The flight into Nosy Be airport gave me the impression I was about to enter paradise. A view dominated by tropical islands filled with white sandy beaches, crystal blue water and, to my imagination, smiling and happy children. “This is going to be easy!” I thought to myself and, to be fair, I found all four of these things in abundance on Nosy Be. However, there is a lot more to the island than my first impression would have me believe…this is Africa after all. The drive from Fascene airport into the ominously named ‘Hell-Ville’ gave me a reality check as we passed tiny wooden homes on stilts without running water let alone electricity…from this point I knew that life on Nosy Be is not all smiles and white sandy beaches for everybody. And of course, that is what brought me here to teach English.

After being given a few hours to settle in I was plunged headfirst into teaching as I helped out at a local youth group English class. The age range at this class was as varied as their standard of English and it gave me a taste of what the next 8 weeks are going to offer up; hard work, lots of confused faces and plenty of laughs!

The next morning I was at the local primary school stood in front of seventy-something eight year olds all waving their hands and saying ‘elloooooo!’ with unbelievable enthusiasm whilst I naively asked each of them ‘How are you?, ‘How are you?”, “How are you?” Did someone say this was going to be easy? Following a full morning and afternoon of primary school teaching, and once I was satisfied that all of the kids had the capacity to say ‘I’m fine thank you’ in some form or another, it is fair to say I was exhausted but also fairly content with my day’s work. Indeed, the children had learned some English from me; but I had learned a whole lot more from them about going to primary school in Africa.

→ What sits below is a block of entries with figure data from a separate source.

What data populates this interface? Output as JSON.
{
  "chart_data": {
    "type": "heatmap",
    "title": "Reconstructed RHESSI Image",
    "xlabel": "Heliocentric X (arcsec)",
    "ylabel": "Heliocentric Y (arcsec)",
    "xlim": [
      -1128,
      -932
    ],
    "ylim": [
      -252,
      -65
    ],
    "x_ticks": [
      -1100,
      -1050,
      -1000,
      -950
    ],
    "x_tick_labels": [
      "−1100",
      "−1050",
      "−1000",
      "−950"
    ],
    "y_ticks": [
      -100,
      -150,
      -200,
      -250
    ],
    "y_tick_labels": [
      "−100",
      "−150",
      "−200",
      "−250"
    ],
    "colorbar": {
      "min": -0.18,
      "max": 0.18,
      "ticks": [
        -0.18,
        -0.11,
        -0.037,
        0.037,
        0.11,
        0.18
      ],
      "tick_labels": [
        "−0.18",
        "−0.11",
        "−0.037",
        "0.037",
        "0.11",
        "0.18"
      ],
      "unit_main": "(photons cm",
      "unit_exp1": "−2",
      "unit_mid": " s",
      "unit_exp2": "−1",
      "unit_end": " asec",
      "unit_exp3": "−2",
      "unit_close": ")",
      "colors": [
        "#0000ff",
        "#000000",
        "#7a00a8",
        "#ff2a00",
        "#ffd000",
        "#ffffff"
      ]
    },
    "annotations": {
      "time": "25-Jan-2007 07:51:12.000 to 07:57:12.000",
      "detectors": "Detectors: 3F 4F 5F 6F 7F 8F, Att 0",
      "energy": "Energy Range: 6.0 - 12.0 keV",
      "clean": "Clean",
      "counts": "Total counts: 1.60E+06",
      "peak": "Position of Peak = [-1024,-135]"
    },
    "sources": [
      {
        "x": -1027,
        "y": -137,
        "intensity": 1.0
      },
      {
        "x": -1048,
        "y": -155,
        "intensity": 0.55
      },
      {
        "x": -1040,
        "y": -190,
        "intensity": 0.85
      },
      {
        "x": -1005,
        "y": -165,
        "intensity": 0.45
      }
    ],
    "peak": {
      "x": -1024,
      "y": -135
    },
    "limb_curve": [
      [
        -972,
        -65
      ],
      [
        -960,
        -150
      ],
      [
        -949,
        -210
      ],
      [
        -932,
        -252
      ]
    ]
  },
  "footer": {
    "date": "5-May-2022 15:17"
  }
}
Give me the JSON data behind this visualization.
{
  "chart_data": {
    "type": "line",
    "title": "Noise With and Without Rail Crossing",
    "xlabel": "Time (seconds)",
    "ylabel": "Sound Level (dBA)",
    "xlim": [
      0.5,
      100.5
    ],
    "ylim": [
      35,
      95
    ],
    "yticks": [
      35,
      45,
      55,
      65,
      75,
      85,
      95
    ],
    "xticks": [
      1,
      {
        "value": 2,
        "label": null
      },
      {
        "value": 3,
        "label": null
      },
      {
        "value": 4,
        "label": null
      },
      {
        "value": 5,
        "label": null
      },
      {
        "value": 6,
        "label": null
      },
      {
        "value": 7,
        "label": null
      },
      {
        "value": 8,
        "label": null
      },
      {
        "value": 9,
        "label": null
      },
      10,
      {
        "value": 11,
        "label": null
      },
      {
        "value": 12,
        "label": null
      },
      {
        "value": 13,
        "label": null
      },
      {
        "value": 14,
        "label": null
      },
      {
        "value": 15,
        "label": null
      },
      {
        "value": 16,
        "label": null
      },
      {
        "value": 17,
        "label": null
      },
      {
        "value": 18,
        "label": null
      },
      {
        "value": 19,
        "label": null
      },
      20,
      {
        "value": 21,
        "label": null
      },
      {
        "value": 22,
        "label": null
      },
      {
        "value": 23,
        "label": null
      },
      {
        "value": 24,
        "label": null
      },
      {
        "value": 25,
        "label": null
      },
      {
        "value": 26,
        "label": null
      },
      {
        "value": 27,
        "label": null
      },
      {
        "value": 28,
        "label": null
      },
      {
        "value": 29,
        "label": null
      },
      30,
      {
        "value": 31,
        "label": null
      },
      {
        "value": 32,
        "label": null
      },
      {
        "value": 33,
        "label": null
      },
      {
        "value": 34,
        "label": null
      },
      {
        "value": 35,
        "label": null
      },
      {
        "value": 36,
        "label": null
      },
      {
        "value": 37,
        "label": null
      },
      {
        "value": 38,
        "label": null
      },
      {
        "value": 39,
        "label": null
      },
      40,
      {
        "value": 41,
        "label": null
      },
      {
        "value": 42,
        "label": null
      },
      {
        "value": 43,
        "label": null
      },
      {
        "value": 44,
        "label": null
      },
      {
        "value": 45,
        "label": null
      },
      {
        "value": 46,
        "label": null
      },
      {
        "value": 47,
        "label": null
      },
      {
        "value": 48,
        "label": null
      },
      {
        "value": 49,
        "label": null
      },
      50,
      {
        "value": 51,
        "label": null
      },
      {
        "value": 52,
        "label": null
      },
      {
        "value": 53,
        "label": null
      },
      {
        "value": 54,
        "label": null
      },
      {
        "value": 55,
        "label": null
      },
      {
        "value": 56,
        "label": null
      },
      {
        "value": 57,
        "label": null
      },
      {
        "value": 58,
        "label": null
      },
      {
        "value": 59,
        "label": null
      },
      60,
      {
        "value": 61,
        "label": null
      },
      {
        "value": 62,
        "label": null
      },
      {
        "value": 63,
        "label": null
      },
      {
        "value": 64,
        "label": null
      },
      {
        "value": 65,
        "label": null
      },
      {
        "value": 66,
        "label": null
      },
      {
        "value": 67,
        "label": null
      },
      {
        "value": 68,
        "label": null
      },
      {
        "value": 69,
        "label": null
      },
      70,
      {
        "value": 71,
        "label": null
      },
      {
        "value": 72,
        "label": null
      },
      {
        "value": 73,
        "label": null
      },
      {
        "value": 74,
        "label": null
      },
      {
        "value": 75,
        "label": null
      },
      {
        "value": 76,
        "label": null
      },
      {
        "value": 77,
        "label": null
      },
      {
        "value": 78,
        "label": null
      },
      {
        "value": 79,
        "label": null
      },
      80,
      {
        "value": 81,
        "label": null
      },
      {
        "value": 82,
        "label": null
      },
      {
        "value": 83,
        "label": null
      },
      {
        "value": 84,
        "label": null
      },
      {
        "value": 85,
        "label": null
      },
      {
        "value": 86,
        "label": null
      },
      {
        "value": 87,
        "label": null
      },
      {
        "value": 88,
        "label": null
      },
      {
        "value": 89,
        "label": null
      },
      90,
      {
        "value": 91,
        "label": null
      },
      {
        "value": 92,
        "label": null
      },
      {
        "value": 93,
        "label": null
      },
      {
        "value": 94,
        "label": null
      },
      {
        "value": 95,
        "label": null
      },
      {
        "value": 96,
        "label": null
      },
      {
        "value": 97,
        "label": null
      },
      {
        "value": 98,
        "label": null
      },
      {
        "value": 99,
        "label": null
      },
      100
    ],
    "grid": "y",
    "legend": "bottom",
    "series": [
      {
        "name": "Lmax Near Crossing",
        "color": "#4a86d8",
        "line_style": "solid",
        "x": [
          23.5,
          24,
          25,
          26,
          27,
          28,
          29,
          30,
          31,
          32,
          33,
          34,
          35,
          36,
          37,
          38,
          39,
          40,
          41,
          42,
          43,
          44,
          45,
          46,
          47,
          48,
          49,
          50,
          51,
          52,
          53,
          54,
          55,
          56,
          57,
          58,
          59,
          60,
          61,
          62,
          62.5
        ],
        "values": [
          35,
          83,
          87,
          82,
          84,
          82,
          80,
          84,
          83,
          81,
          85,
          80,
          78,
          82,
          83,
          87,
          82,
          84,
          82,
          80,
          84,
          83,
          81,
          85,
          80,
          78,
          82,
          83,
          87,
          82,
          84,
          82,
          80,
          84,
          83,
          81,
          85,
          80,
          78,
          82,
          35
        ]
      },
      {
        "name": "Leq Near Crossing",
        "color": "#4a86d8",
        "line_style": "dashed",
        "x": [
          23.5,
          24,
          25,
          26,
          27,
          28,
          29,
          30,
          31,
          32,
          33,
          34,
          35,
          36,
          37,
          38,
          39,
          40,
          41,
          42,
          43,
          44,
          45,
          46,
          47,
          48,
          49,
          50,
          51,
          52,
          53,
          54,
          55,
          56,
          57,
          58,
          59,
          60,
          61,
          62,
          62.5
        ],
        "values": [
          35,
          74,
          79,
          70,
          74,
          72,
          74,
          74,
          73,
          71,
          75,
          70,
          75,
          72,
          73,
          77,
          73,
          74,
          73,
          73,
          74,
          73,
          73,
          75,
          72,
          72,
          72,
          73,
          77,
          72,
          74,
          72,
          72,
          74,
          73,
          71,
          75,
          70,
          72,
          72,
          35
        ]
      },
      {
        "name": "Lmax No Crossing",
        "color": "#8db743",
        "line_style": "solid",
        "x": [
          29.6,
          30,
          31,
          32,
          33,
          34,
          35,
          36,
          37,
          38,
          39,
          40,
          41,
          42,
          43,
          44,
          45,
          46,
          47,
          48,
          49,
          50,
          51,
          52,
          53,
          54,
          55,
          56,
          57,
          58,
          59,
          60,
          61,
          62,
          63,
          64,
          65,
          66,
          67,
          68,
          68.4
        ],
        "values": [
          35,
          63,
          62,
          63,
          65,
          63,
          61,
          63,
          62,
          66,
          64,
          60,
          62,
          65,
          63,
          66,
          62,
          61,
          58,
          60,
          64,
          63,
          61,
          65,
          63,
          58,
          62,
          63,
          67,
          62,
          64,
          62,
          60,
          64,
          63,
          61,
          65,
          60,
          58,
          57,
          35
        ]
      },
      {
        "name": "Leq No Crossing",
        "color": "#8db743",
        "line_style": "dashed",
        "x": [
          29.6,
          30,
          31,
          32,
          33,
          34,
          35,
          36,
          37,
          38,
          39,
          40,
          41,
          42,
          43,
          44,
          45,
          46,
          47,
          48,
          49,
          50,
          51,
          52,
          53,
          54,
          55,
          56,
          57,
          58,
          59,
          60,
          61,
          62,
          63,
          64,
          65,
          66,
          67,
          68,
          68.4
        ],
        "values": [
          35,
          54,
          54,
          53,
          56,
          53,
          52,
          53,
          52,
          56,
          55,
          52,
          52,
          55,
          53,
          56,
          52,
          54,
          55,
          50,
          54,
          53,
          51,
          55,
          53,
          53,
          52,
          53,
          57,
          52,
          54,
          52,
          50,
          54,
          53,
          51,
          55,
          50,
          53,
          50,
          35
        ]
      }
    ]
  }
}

Perhaps the most obvious lesson is that the sight of a skinny, pasty, freckled and somehow already sunburnt Scotsman speaking gibberish is utterly enthralling and trumps almost anything else that could take the children’s attention away from English. After realising this fact, my half an hour classes really haven’t seemed that hard at all. Furthermore, I learned that the African sun will not deter a hundred or so Malagasy primary school children from going absolutely crazy at break time; and that going absolutely crazy at break time will not deter them from wanting to learn English. I really do get the impression that these kids appreciate the education they are being given far more than many do back home; and this makes it all the easier to get up at 6.30 each morning, have a cold shower, and head off to teach some really inspirational people!